Mori Museum of Art and Sky Deck
Next, I went across the city to they Tokyo Midtown area where there’s so much to see. I admit, I wasn’t able to see it all. And even the next few buildings which I did see I wound up spreading over two days, because there just isn’t enough time in a day!
The Mori Tower is mostly an office building, but dedicates one floor to the Mori Art Museum and an amazing sky deck overlooking the city. I was interested but not necessarily dying to see the view, until I got up there.
After my day of thinking Tokyo really wasn’t so overwhelming, I came up here and realized the crazy density of this metropolis. No wonder it has the highest population of any city!
I must’ve stared into the city for an hour, watching cars move on the highway, trains come in and out of town, and the vitality of the city calmly moving.
And that made me one pretty happy traveler!
The exhibits inside the Mori Art Museum were also really fascinating. Work called “Seeing and Believing” by Leandro Elrich just played with our minds through mastering reflections.
Like this eerie old classroom you can see your vague ghost in…
Or this giant mirror and floorscape where you can see yourself dangling from a window…
And lastly this little garden where you can peer into your neighbor’s window – oh wait no that’s just you…
I just want to point out that I generally visit museums to look at the building, not necessarily the artwork (sorry, but I’m a shameless nerdy architect), but I really enjoying Elrich’s pieces. They were engaging and thought provoking. I hope to see more soon.
Kengo Kuma does it again.
The Nezu Museum houses artifacts from ancient Japanese and Chinese times, generally used for tea ceremonies. But, shameless architect nerd I am, I was a bit more interested in the building.
You enter through this semi-outdoor area, unable to even realize that you’re still in the middle of a city center.
And once you get inside, the light opens up the room. Because of the connection to the outdoor garden beyond, this lobby space actually feels as if it’s just a connection to the garden.
The volume is light and airy, a stark contrast to the galleries which are kept dark and subtle in order to highlight the sculptures.
I snuck a photo of my favorite collection piece, the painted poems used during tea ceremonies.
And then, you exit the building into the courtyard.
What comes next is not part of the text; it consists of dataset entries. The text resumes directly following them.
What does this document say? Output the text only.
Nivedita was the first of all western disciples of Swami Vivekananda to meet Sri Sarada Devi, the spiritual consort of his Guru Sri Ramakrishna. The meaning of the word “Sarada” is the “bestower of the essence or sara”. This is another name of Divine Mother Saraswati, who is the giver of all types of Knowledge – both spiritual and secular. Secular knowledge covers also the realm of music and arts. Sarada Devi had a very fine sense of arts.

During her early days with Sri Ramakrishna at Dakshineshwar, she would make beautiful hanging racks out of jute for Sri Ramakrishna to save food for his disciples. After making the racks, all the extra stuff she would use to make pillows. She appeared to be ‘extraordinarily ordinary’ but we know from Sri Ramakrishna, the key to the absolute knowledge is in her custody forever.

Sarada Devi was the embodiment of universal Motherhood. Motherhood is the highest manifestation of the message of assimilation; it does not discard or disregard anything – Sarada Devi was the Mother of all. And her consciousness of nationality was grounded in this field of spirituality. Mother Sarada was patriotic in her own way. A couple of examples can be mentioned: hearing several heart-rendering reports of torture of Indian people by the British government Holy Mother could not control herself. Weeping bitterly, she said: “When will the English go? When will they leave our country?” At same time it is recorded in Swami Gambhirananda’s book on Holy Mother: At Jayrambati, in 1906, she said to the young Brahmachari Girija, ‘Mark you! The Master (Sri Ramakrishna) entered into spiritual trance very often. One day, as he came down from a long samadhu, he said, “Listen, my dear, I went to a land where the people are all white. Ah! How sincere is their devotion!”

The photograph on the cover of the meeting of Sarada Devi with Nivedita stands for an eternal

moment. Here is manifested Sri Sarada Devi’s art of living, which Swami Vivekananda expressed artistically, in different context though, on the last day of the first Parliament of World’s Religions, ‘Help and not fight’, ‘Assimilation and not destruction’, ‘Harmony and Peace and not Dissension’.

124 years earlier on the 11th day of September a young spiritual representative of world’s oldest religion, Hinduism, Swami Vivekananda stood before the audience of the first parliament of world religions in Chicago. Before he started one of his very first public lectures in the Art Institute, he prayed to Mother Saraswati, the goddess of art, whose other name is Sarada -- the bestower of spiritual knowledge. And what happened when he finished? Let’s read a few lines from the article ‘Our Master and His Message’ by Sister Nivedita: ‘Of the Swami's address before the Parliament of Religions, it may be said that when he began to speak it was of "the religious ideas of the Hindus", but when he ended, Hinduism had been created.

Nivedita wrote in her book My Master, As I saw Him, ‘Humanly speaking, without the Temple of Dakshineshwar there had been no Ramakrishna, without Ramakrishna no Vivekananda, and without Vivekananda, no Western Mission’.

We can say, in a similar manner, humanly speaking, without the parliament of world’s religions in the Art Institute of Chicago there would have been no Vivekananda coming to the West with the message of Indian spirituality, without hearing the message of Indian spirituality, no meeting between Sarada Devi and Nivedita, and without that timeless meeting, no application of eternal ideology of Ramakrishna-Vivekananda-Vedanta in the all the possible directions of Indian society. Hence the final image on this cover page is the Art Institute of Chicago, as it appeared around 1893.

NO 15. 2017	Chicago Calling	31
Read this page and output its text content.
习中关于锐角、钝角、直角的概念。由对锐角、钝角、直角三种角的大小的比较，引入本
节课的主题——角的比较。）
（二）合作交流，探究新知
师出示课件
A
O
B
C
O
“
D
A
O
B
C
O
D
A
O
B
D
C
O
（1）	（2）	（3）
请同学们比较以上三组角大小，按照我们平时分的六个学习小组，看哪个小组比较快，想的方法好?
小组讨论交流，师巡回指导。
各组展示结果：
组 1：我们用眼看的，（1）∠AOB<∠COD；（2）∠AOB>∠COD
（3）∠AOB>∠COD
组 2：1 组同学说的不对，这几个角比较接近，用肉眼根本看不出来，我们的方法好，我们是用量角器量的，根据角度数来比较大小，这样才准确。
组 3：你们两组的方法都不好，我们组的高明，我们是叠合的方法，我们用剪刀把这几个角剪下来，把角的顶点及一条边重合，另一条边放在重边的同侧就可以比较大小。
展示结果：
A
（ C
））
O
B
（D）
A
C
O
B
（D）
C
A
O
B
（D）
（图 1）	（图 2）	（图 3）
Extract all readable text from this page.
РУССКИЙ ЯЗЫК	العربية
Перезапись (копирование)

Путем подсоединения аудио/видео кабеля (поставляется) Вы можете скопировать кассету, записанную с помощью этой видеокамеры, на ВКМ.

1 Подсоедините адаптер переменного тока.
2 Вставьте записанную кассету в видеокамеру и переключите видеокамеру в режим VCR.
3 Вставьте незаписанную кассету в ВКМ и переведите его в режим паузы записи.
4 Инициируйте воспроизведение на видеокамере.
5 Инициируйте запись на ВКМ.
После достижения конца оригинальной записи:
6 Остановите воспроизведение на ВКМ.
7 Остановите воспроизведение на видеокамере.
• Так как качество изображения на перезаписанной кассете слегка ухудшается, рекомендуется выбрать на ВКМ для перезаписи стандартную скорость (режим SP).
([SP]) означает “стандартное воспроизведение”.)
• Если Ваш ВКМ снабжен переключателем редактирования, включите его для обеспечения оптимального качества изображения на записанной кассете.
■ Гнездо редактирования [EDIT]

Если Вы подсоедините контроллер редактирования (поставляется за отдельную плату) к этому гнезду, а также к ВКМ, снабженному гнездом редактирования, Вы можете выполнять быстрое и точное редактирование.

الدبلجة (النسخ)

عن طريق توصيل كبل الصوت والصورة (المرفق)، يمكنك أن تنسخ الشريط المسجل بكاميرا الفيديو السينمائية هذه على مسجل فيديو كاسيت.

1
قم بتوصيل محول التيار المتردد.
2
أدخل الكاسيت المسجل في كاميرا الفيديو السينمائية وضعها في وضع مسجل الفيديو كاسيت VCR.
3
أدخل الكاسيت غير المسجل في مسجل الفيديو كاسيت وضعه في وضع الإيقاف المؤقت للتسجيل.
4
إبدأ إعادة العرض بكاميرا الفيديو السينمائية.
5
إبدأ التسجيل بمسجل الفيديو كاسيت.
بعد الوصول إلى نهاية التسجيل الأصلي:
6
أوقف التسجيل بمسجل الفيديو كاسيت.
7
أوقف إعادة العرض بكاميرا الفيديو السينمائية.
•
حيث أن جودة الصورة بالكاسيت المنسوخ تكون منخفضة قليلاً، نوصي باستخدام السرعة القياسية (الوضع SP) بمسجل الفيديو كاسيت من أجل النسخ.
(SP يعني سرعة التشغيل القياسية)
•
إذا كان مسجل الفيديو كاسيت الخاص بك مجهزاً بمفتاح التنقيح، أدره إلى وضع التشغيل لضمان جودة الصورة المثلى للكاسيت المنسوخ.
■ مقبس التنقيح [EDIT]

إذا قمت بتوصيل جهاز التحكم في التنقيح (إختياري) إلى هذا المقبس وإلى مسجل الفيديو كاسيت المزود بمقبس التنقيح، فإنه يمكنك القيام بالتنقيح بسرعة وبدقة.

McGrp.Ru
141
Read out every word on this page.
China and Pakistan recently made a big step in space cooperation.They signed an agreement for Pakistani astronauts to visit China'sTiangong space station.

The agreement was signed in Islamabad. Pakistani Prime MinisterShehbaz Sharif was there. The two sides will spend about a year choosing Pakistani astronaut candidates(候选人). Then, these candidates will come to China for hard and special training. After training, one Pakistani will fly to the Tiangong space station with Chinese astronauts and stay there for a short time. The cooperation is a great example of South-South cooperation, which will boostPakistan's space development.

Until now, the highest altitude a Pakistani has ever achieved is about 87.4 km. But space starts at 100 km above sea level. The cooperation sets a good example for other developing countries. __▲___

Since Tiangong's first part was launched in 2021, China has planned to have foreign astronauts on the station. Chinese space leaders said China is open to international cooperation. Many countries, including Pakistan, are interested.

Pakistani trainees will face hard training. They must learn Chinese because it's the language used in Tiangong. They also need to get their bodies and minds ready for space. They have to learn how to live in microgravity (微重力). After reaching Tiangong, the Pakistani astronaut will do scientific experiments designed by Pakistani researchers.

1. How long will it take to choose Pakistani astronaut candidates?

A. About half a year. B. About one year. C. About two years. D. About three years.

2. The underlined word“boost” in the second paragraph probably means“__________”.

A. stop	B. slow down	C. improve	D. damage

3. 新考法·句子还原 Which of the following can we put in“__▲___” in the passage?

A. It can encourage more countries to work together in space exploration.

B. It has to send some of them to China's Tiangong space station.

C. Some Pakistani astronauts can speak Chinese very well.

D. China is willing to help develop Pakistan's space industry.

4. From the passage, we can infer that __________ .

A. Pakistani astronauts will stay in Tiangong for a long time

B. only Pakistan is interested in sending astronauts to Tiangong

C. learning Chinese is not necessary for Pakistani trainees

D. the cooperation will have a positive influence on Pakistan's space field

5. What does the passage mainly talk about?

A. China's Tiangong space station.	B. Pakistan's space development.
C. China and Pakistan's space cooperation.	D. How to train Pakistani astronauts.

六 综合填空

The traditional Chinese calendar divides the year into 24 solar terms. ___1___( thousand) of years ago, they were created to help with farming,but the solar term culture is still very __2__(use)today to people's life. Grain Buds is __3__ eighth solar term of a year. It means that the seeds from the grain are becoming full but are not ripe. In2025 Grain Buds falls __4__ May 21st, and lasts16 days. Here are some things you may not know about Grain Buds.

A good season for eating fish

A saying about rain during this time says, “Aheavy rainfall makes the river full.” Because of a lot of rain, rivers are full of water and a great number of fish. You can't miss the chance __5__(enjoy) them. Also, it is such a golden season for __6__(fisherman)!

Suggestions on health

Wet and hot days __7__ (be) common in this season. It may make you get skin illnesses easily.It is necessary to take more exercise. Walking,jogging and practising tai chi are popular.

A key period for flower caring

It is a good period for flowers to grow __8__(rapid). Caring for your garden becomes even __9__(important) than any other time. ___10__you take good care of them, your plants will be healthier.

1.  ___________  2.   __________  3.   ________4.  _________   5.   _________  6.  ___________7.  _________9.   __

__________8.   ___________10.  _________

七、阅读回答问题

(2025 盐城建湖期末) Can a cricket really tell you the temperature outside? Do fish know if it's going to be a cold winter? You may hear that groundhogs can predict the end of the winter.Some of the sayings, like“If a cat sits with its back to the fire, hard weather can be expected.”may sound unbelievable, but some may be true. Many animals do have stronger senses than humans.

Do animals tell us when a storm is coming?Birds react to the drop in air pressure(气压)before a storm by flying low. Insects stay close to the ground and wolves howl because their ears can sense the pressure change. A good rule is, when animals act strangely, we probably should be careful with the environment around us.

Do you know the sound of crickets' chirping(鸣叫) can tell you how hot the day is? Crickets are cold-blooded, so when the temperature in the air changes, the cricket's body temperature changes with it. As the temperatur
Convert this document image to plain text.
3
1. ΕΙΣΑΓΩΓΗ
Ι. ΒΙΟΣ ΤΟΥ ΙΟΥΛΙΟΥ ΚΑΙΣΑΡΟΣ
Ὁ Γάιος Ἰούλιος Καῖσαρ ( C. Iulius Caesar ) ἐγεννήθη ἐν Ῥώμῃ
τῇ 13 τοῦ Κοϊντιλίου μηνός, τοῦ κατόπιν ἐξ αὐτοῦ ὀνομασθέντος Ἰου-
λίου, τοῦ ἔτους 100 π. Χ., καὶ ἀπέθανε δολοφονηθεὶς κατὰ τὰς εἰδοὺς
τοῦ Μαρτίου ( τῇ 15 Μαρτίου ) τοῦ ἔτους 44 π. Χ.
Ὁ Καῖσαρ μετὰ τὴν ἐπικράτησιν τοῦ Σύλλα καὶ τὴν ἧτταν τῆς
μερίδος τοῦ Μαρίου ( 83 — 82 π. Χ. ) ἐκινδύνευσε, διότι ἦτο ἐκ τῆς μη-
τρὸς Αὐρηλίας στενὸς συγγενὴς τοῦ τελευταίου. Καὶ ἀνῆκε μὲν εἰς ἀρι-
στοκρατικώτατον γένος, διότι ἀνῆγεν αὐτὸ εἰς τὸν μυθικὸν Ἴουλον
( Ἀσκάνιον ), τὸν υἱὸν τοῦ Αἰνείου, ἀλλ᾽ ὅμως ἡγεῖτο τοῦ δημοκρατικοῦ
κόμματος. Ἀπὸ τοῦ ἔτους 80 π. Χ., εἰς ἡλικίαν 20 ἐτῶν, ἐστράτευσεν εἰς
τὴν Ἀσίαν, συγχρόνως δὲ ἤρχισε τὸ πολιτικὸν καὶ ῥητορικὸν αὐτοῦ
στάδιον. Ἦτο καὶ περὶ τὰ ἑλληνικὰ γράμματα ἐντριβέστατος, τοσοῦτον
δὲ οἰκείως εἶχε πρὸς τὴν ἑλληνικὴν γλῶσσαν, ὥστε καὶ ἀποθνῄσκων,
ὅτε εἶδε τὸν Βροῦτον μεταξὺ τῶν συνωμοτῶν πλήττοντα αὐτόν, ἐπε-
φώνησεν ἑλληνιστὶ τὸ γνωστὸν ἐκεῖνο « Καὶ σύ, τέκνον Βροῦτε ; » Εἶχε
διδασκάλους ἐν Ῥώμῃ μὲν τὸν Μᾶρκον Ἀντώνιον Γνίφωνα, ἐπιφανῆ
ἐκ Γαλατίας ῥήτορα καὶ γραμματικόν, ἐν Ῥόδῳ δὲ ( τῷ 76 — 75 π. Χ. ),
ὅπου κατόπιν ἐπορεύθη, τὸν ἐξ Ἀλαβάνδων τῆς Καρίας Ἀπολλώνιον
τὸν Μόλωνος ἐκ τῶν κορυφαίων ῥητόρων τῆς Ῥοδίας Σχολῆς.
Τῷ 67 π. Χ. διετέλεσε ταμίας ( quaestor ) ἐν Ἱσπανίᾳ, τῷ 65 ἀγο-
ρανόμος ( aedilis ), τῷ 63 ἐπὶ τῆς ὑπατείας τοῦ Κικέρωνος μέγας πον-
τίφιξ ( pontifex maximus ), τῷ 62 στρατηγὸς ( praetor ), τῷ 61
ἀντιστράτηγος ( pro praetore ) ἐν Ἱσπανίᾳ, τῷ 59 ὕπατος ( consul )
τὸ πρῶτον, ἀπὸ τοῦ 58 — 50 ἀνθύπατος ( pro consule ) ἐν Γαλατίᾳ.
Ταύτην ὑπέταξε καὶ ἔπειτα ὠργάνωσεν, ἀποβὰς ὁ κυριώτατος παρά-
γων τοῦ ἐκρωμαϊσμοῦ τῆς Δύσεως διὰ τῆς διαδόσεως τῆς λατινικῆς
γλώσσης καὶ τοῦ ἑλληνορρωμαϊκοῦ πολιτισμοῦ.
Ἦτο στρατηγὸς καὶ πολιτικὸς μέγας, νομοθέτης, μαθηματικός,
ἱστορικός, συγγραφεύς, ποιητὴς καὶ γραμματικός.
I’m telling you, you wouldn’t even know you’re in the middle of Tokyo.
I realized while walking through the Nezu Museum that the overall mass of the building is certainly not that impressive, or even very clean. But I also realized that you never really experience the building as a form, you experience the space it creates.
And that is why Kengo Kuma is so good.
21 21 Design Sight
Nearby is Tadao Ando’s 21 21 Design Sight gallery. Ando worked with a fashion designer on the project. In fact, the exterior is made to evoke a sense of draped cloth.
The interior was meant to be much more than just house contemporary galleries. The intent was to create a space that evoked people’s design sensibilities by arousing different sights and perspectives of the same object.
When you begin, you walk down into this beautifully lit space. You see an exhibit in this sunken courtyard, but continue to the other exhibits.
Then you walk through a series of dark corridors with subtle light accents.
Ando is truly a master at manipulating light. A part of his success is the ability to make an incredibly clear contrast between the beautifully well lit volumes and between the dark corridors with only a streak of light.
The procession is clear, and the ebb and flow of the dark, small spaces and the bright, large spaces serve to only make the other stronger. And because the pathway is a circuitous route which leads you back to where you started, you can appreciate that beautifully well lit space even more when you end here.